According to current guidelines, five types of atrial fibrillation (AF) are distinguished: (1) first diagnosed, (2) paroxysmal, (3) persistent, (4) long persistent and (5) permanent. This is a symptom-based clinical classification. Recent studies indicate, however, that the transition between the classes is ill-defined and insufficiently correlated with the actual burden of AF and, thus, the progress of the underlying AF disease process. Nevertheless, this classification is used in clinical practice, such as for individual therapy planning (rhythm vs. rate control). Since the success rates of interventional or medical therapy are depending on the individual disease progression stage, a classification is required which better correlates with the severity of electrophysiological remodeling to improve the currently unsatisfactory success rates of AF treatment.
In the context of the previous grant (SE 1758/3-1, SCHO 1350/2-1), techniques for an electrophysiological characterization of tissue properties and arrhythmia mechanisms have been developed. On the one hand, computational models have been adjusted to reproduce genetic mutations in silico using experimental data. By this, patho-mechanisms leading to AF have been identified. On the other hand, we showed that the mode of action and the efficacy of different antiarrhythmic agents differ significantly between mutation and control models.
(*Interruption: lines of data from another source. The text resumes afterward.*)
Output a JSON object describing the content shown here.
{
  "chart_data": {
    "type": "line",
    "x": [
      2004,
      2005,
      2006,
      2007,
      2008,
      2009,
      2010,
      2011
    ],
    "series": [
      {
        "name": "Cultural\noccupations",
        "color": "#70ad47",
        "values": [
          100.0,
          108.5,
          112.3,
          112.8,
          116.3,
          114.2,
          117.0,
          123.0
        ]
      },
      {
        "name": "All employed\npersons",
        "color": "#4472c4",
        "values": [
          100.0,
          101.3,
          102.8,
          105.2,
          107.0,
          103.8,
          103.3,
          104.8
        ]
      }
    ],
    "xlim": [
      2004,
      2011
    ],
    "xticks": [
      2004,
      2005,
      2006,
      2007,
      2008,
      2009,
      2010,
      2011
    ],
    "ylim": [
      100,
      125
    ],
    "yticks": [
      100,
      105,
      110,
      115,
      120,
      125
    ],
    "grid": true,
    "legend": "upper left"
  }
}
The developed techniques will now be used and enhanced in this project to perform an individualized characterization of the heterogeneous tissue substrate of AF. For this purpose, the models are developed further using a new method for invasive detection, in patients, of the effective refractory period as well as the heart rate dependence (restitution) of signal amplitude (voltage) and conduction velocity. Both individual and patient group-specific models will be generated from the atrial measurement data of up to 80 patients with mostly persistant AF. The arrhythmic potential (preclinical arrhythmia markers) will then be determined numerically in the models by simulations for the different groups. Through the identification of clusters in the data, a novel classification will be developed to better reflect the individual disease progression. Optimal medical or interventional therapy for AF will then be numerically calculated for the various stages. Most promising results will be evaluated in first experimental studies. By correlating the stages with additional, non-invasively measured parameters on each patient (e.g. ECG P-wave shape and ultrasound measures), an improved non-invasive, individual therapy recommendation should be possible in the long run. Thereby, success rates of AF cardioversion will be increased, combined with a more favorable relation between the benefits and the risks of therapy concepts.